It's worse then you think for Areo Glass.
Areo Glass works like Linux (with it enabled) and OS X desktops: It uses compositing technics.
What it does is that it renders all the windows in a off screen buffer, converts the image to textures and then maps that textures on 3d-rendered 2d primatives.
Since all that is being done in video cards then it's going to be fairly fast.
But the sucky part is that your not going to have ANY acceleration to when your windows being initially rendered in the off screen buffer. At least for 'legacy' Win32 apps.
There is going to be no GDI/GDI+ acceleration in Areo Glass due to the composition stuff. Avalon-based apps will be very fast, they will have full acceleration due to the DCE engine... But since Avalon does exist, other then in developer previews and betas, there will be no avalon apps at the time of longhorns release and by far the majority of apps will be win32/GDI style stuff for a couple years at least.
So if you have a mega card with lots of memory the moving the windows will be fast, the special effects stuff will be nice, but when your working in a paticular window it will be much slower then it is in Windows XP. For the most part you probably won't notice it.

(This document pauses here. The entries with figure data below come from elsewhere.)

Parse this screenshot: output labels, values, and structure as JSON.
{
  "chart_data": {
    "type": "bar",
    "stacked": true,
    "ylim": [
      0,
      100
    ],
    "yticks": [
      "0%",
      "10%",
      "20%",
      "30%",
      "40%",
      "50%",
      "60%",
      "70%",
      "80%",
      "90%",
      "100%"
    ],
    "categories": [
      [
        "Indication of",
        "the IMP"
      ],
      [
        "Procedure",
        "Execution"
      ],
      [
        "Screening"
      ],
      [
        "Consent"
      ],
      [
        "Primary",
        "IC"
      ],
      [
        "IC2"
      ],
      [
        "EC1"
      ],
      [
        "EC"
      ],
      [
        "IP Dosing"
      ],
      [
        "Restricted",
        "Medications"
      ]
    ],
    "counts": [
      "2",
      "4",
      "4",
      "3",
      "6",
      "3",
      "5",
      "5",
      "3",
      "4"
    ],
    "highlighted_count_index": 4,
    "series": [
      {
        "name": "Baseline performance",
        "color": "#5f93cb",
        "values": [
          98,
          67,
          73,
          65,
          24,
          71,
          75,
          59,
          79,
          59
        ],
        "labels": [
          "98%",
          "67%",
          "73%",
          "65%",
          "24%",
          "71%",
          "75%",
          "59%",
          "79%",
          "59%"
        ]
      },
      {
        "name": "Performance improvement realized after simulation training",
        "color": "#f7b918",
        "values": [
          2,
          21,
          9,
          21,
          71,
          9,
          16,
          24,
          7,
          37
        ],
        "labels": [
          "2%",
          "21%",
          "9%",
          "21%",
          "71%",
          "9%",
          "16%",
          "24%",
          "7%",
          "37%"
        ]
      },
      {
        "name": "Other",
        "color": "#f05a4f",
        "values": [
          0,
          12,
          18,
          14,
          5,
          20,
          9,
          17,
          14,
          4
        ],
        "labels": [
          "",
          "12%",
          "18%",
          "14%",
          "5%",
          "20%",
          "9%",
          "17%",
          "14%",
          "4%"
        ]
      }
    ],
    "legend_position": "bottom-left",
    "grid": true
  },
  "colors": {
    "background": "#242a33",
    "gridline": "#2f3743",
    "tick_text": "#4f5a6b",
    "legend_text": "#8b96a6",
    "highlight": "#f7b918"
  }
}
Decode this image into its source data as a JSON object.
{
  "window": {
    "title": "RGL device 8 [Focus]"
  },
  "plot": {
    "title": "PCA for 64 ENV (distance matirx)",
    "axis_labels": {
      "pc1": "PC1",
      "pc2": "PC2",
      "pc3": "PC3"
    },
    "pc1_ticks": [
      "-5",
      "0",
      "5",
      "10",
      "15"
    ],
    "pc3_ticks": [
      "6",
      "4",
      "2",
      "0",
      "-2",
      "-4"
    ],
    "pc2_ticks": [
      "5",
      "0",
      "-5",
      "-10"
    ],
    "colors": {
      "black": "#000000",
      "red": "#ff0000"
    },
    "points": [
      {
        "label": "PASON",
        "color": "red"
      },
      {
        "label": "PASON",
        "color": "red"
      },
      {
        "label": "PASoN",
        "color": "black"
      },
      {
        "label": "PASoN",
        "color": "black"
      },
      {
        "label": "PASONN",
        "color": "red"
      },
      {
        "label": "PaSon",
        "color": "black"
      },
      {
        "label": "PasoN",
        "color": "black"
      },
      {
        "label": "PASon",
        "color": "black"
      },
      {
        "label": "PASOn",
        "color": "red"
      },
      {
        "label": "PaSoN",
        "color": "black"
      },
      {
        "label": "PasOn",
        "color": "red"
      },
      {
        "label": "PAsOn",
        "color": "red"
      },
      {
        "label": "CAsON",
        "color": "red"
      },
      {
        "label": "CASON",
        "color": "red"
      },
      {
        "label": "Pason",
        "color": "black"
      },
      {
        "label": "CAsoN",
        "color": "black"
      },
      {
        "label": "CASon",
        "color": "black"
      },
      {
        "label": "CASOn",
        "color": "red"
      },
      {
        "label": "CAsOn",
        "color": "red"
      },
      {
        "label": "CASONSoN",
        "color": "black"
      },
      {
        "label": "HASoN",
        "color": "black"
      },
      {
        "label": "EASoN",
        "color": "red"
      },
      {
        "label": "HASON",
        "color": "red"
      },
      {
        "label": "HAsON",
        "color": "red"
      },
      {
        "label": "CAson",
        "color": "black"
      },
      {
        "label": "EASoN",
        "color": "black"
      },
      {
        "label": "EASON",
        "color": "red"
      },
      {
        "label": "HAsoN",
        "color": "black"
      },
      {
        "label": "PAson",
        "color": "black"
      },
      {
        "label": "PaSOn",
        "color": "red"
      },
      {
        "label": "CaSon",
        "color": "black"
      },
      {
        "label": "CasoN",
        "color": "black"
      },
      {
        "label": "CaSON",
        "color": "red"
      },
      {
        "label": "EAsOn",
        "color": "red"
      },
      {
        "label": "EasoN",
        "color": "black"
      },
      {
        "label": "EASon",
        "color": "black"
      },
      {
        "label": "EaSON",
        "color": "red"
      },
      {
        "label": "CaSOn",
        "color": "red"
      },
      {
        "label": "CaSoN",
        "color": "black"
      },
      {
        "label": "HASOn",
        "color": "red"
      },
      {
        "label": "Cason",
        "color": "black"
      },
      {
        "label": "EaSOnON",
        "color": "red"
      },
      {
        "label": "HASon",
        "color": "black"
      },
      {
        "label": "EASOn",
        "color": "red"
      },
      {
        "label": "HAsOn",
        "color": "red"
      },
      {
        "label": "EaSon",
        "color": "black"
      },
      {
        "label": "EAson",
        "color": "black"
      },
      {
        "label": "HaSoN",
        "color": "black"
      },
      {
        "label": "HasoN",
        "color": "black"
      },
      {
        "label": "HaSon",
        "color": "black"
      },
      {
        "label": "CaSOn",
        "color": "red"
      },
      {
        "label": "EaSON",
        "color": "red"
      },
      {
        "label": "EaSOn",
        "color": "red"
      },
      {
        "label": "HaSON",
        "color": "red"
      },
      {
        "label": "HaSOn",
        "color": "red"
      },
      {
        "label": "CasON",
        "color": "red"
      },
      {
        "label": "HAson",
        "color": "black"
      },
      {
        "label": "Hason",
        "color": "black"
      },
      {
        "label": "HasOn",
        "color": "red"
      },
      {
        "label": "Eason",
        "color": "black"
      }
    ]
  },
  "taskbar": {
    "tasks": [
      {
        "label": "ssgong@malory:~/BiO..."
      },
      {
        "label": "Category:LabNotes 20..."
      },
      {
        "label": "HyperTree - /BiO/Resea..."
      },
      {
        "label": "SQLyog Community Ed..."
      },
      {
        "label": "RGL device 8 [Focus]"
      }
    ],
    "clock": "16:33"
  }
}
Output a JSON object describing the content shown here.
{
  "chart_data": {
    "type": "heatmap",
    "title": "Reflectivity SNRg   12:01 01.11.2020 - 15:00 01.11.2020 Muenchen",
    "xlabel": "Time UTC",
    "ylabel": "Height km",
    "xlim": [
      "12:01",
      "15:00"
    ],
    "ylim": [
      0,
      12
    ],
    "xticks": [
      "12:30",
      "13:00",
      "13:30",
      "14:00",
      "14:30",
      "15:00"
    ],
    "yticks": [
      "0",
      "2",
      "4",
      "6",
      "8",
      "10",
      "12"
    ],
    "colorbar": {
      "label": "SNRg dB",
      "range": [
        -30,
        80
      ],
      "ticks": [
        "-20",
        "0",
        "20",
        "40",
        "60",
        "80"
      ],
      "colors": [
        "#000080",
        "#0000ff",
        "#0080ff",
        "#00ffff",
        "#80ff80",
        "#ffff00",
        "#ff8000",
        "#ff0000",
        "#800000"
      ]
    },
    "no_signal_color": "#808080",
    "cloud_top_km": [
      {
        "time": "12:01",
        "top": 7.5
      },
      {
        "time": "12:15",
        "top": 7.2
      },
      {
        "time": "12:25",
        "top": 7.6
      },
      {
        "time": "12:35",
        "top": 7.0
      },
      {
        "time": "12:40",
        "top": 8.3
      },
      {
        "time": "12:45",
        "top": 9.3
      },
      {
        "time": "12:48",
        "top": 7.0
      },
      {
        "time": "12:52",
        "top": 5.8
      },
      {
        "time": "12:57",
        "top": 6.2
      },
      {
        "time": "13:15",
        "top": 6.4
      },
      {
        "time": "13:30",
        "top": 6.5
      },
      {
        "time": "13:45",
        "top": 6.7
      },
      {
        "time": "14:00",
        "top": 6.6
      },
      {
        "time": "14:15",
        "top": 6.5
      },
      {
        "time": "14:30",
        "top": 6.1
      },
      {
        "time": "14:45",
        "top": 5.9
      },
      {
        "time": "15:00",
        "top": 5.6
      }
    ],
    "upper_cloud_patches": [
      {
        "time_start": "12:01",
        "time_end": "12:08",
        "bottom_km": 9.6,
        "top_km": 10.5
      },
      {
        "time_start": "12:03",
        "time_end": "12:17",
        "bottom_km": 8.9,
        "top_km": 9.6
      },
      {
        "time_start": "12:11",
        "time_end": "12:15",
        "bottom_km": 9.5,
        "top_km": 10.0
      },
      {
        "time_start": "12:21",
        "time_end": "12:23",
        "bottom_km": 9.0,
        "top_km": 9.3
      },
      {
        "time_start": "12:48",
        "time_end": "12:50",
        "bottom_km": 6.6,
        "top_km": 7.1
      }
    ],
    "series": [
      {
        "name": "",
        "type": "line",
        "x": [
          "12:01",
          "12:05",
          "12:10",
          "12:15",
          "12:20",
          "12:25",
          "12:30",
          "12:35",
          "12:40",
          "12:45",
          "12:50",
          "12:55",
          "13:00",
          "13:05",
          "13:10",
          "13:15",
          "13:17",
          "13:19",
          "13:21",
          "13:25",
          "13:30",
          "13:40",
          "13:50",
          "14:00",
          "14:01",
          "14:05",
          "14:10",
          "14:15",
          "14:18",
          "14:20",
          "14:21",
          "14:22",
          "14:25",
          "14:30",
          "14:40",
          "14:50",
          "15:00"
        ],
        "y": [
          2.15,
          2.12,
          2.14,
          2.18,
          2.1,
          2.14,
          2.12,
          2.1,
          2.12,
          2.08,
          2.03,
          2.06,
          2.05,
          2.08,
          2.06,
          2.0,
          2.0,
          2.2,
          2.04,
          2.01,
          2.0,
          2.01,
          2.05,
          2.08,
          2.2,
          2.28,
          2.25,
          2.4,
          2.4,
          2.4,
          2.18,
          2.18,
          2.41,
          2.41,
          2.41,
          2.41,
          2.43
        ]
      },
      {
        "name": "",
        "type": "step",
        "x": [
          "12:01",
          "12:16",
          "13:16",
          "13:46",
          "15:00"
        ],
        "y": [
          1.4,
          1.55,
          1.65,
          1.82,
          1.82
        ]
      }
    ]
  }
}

The windows won't have to be redrawn as you move them around and your CPU's will be much more powerfull so it's less lilkely that you'd notice the performance hit when operating in a paticular window.
The nice thing though is that all this gets put on hold when your doing full-screen 3d apps like games, so the performance for games will be OK... although you'd have serious lag as you exit the game and the video memory has to be refreshed with the 512meg or so or texture memory that will needed to be uploaded to get everything working again.
I expect most people will happily go without Full-fledged AeroGlass for a couple more years after they release longhorn, which should give laptops time ot catch up.